Aniston and Witherspoon portray a mismatched duo of newspersons of extremely different ilks. Aniston’s character, Alex Levy, is the polished on-air veteran; Witherspoon, as Bradley Jackson, is a young, impulsive small town journalist who’s become a household name after some gutsy but unprofessional behavior. Alex is considered a little “long in the tooth” to maintain her status as the reigning queen of morning TV. The network wouldn’t mind letting her move on (or even giving her a shove), but a scandal triggered by her longtime co-host (played slitheringly by Steve Carell) initiates a whole new scenario.
And that’s the cue for Cory Ellison (Billy Crudup), the newly anointed head of the network’s entertainment and news divisions. He steps in to manipulate the future of the show within the show, the careers of the two women—and, dazzlingly, us.
Part intuitive media savant, part Svengali, with a dazzling smile that alternately charms and chills, Crudup is amazing. As an actor, he’s not as well known as his female co-stars. Yet his dynamic range of performances, from the egocentric rock star in Almost Famous, to England’s most renowned Shakespearian “actress” in Stage Beauty, have revealed him to be a supernova we just can’t look away from.
In The Morning Show, Crudup crackles with energy. He delivers philosophical rants, his face alit by an intense inner fire, that are anything but comforting. “People get their horrible news delivered to the palm of their hand 24/7,” he tells a producer in what ostensibly is a pep talk, “and they get it the way that they like it, colored the way that they want it. And news is awful, but humanity is addicted to it, and the whole world is depressed by it.”

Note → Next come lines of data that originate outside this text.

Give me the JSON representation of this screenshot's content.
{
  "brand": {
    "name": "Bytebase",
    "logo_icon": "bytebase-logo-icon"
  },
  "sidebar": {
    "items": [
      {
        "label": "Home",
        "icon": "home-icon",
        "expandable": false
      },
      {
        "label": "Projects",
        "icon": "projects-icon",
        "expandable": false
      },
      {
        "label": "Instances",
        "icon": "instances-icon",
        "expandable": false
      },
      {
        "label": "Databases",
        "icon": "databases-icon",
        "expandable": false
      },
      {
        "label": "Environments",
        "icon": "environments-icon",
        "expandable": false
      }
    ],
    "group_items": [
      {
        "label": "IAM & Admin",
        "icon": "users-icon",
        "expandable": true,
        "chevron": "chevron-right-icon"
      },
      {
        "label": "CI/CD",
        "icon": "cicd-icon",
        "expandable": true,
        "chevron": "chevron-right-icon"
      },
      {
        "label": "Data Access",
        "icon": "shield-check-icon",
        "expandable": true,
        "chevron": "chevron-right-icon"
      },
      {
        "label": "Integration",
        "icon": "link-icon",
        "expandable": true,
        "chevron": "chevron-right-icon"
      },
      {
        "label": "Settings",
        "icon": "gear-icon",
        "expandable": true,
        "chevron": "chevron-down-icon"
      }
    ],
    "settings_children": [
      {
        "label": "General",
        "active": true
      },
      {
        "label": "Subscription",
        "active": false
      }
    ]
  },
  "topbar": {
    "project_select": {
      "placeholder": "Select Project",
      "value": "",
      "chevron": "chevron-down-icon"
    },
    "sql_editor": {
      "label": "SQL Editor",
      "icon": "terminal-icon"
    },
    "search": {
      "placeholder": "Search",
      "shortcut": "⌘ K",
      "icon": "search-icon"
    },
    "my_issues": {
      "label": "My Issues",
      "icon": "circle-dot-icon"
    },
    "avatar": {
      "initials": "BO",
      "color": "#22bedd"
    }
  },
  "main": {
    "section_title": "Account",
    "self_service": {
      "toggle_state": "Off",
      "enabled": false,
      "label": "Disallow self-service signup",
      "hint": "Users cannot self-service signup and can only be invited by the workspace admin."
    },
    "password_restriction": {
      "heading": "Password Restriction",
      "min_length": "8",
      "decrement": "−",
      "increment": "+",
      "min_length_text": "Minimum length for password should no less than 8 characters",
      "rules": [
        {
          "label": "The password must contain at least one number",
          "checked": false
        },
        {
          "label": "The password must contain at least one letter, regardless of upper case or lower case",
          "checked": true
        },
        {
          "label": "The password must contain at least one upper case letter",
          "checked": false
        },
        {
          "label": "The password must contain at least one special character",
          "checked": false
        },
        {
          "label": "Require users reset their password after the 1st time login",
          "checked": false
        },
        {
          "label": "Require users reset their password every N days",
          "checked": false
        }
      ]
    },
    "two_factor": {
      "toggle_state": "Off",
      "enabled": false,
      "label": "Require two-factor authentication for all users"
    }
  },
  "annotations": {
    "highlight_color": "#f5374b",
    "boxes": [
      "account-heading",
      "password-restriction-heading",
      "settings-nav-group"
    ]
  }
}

From one minute to the next you can’t tell if Crudup’s Cory is devil or angel. He makes promises that never work quite the way he’d made them sound. But it’s clear that without his energy, the whole show within The Morning Show would burst like a bubble. We can’t predict where Cory is taking everyone—the timeframe to date has been pre-COVID, but that’s about to hit the show’s America like a tsunami. Whatever, we’re with him all the way, whether the path leads to flaming ruin or heaven’s gate.